I say "managed" because I've found it a really tough read so far (and there's only a 52-page "Update" to go). From my point of view, quite a lot of it is written in riddles - I read bits of it over and over again and still can't figure out what he and the other writers are trying to say. They have their own sort of language, peppered with words I have to look up in a dictionary (when I can be bothered).
Part of me thinks these folk are deliberately using riddles and strange words to preserve the exclusivity of their art world. They've certainly got me excluded. I can't see me ever wanting to use their language.
Having said that, I still like a lot of Gormley's work and have even started to understand some of it thanks to this book.
On Gormley himself, he's clearly highly intelligent. He studied archeology, anthropology and art history at Trinity College, Cambridge (which I would have hated).
And Gormley is really into faith, religion (in its widest sense) and meditation (all of which drive me bonkers). He was brought up as a strict Catholic and after Cambridge he spent three years traveling through the Middle East to India and Sri Lanka, where he studied meditation in monasteries.
A lot of Gormley's work is about meditation - about looking within himself at his soul, for want of a better word, and trying to express this through "body cases". The body cases represent the skin - the interface between inside and outside the body.
In most of his sculptures, Gormley uses his own body as the starting point. He gets folk (including his painter wife) to encase him in plaster. I think this has become a semi-religious ritual - something that tests him in terms of pain and control and in which he meditates.
Early on, he used the resulting mould to create a fibre-glass version of himself which he then lined with lead sheet, soldered together on highly defined vertical and horizontal lines.
He's careful to say that the sculptures are made from air as well as fibre-glass and lead because his focus is on what's inside the body cases. The use of lead is deliberate - its neutrality draws attention away from the skin and into the interior.
Most of the body cases look as though they are deep into meditation, which I'm sure was Gormley's aim. I'm not sure whether this comes from the poses or simply from the way the body cases are made (or both).

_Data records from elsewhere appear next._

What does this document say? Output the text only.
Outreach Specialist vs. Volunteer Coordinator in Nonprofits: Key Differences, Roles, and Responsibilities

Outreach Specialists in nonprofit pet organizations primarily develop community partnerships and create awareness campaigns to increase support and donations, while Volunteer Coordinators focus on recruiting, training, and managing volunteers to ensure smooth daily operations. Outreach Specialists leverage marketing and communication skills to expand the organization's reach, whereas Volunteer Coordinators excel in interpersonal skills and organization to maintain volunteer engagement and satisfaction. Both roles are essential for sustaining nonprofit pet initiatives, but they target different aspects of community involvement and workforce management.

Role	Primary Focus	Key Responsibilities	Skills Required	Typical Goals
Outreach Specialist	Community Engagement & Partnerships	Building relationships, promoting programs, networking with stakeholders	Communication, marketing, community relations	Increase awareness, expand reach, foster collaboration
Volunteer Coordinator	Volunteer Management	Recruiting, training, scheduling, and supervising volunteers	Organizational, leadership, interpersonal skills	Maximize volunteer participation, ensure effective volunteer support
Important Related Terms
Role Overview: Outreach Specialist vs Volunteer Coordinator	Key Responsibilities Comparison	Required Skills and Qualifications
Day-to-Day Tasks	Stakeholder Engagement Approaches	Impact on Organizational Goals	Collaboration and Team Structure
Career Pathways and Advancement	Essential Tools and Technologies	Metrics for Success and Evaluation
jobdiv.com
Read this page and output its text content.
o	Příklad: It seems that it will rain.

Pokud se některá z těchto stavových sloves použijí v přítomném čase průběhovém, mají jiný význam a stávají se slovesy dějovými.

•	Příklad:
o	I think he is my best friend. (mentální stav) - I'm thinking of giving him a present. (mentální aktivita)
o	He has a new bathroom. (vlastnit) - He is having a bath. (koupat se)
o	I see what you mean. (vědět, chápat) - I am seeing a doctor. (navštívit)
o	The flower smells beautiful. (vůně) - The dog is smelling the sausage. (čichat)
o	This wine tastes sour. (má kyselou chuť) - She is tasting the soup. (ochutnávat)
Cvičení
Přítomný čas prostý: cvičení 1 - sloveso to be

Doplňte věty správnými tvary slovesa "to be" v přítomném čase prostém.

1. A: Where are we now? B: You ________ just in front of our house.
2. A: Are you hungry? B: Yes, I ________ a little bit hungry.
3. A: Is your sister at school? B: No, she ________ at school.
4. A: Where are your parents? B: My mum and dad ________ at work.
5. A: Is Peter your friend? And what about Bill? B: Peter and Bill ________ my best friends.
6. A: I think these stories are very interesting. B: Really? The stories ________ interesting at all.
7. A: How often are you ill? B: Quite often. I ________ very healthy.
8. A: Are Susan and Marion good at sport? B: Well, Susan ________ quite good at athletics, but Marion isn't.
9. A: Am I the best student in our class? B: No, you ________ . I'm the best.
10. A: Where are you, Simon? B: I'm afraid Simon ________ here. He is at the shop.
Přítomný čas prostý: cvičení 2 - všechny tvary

Quite a lot of Gormley's body cases make a big thing of the orifices - mouth, genitals, anus etc - as the only exit and entry points between the inside and outside.
Later on, Gormley makes body cases from cast iron. He also makes some out of concrete, notably a set of 300 boxes where the inside dimensions match those of people, so they would fit inside exactly. I get the idea but they don't do anything for me.

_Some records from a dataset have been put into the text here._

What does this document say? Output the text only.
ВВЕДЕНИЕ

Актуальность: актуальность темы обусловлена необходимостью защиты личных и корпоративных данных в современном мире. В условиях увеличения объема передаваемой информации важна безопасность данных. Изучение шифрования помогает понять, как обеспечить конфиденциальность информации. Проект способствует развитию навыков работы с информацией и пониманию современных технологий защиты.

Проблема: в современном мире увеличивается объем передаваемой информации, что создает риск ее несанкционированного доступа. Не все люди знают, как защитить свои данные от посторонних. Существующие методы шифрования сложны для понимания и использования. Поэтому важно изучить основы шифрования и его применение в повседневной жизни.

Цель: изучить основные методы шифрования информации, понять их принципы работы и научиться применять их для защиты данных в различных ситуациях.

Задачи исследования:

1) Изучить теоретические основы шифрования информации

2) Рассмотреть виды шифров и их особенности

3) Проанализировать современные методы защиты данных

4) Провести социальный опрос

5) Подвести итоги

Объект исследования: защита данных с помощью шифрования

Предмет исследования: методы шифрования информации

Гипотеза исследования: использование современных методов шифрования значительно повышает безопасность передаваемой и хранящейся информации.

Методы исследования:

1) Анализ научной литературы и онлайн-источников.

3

And then of course, there's his "Field" installations, which I really like. Gormley sees these as almost the opposite of his body cases. Tens of thousands of terracotta figures, with their very deep-set eyes, are staring at you, making you self-conscious - the opposite of inviting the viewer to think about what's going on beyond the lead-lined skin of a Gormley look-alike.
Another interesting aspect of Field is that Gormley gets lots of people to make them. Each person is assigned a row at a time and, apparently, they get engrossed with the process of using their hands to mould the clay into figures. In some respects this reflects Gormley's use of his own body in other sculptures - he's not making something from scratch, he's using an existing resource.
Being a former engineer, the logistics of Field interest me. In some versions, as many as 190,000 figures have been installed. If everybody made 100 you'd still need almost 2,000 people to make that number! I suppose the figures aren't fired because firing that number would take forever! And what happens to Field when it's dismantled? Or is it?